Remember back in 2018, when Spider-Man: Into the Spider-Verse hit theaters, changed the face of American animation, and left us all with a teaser for the future, built around a fandom in-joke? An alternate Spider-identity not previously seen in the movie — Miguel O’Hara, aka “vampire ninja” Spider-Man 2099 — briefly takes the stage in this post-credits sequence, introducing the idea of voluntary leaps between universes.
With Kingpin defeated and Miles Morales’ initial conflicts resolved, the idea behind that post-credits sequence was to set up the coming conflict within a larger multiverse story. But that scene, mostly just an extended gag riff on a familiar Spider-meme, plays incredibly differently after watching Into the Spider-Verse’s sequel, Spider-Man: Across the Spider-Verse.

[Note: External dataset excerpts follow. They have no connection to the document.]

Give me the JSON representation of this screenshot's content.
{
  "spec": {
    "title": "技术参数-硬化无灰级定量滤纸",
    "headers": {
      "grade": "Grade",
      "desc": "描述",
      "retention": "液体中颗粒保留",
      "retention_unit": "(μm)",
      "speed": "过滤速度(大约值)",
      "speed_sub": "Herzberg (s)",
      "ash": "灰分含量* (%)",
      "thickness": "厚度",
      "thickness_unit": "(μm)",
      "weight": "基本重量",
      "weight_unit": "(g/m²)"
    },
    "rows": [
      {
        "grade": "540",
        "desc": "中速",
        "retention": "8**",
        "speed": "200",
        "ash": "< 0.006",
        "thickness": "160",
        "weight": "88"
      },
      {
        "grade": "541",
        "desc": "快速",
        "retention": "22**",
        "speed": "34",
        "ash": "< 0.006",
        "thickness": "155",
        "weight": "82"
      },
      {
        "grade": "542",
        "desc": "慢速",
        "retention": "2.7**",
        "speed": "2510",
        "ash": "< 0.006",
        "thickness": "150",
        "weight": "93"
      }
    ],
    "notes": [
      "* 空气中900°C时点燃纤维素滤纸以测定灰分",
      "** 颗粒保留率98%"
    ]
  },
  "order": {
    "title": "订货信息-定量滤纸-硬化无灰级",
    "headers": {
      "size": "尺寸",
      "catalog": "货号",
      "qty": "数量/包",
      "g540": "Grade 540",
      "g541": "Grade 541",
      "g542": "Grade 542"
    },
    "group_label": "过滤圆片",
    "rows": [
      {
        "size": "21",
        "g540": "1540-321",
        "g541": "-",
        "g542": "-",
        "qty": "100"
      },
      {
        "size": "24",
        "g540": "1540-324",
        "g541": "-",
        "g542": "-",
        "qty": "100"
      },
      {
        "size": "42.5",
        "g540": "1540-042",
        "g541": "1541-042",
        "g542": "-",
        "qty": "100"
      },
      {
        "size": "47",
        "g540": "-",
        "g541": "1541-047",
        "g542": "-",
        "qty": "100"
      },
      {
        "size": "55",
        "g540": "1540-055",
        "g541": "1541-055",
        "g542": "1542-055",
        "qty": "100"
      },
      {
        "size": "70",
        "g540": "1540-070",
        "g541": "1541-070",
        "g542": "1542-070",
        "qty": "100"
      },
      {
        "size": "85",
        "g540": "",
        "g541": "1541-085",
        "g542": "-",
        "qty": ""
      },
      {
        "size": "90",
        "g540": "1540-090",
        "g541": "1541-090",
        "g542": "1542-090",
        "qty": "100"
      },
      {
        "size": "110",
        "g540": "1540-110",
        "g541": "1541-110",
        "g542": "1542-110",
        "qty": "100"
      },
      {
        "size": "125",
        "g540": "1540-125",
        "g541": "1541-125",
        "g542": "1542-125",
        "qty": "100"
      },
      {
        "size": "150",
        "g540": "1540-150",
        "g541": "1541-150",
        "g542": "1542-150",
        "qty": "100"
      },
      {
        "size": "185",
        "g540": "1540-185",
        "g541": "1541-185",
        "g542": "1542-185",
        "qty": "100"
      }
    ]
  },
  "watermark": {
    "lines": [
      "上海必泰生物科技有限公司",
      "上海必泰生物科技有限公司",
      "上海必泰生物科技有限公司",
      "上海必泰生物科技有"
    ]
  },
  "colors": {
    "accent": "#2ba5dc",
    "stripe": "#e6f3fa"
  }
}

[Ed. note: This piece contains spoilers for Spider-Man: Across the Spider-Verse.]
For one thing, this scene gives us a simplified villain (or just antihero? It remains to be seen) origin point — the exact moment where Spider-Man 2099 first tested the idea of the wristbands that would allow him to build an elite cadre of Spider-People to protect reality. For another, it’s a little more of an introduction to Lyla, Spider-Man 2099’s AI personal assistant, than Across the Spider-Verse offers. Here, they seem more like partners and companions than like a guy and his Siri.

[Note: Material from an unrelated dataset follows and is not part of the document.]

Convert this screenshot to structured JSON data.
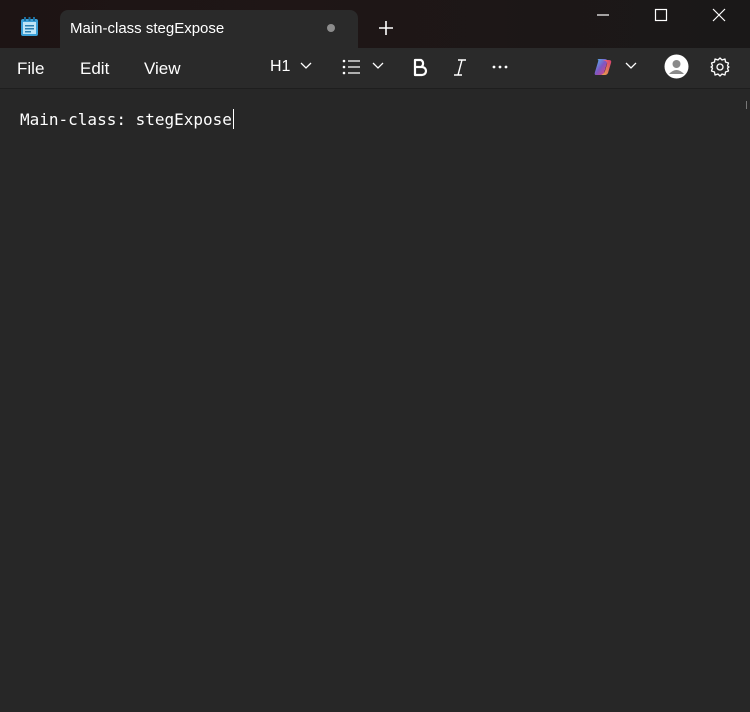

But the most important way this scene looks different now than it did in 2018 is that it’s pretty hilarious, largely because Miguel O’Hara is acting hapless and goofy in the face of his first alt-reality doppelgänger. The grim, driven-to-extremity leader who’s described in Across the Spider-Verse as the only Spider-Man who isn’t funny clearly was a lot lighter in demeanor and behavior before he started hopping between universes.
Across the Spider-Verse lets him explain how that change happened — what he tried to do with the multiverse, and what the results were. That experience clearly left him much more hardened and bitter than he was seemingly just a few years previously. It’s the kind of radical change that often comes from different people writing the same character, or from the same character being written differently after a five-year gap. So there are certainly practical reasons for the shift. But in this case, there are narrative reasons, too, and looking back on the little we knew about him before his multiversal experiences is pretty striking. He’s driven, dangerous, and completely hostile to other people’s perspectives in Across the Spider-Verse. Here, he’s just a joke — one that becomes a lot darker and sadder after seeing what he became after this.
Unfortunately, Across the Spider-Verse doesn’t have its own post-credits scene, so there are no big reveals there for us to discuss in 2024 when Beyond the Spider-Verse comes out.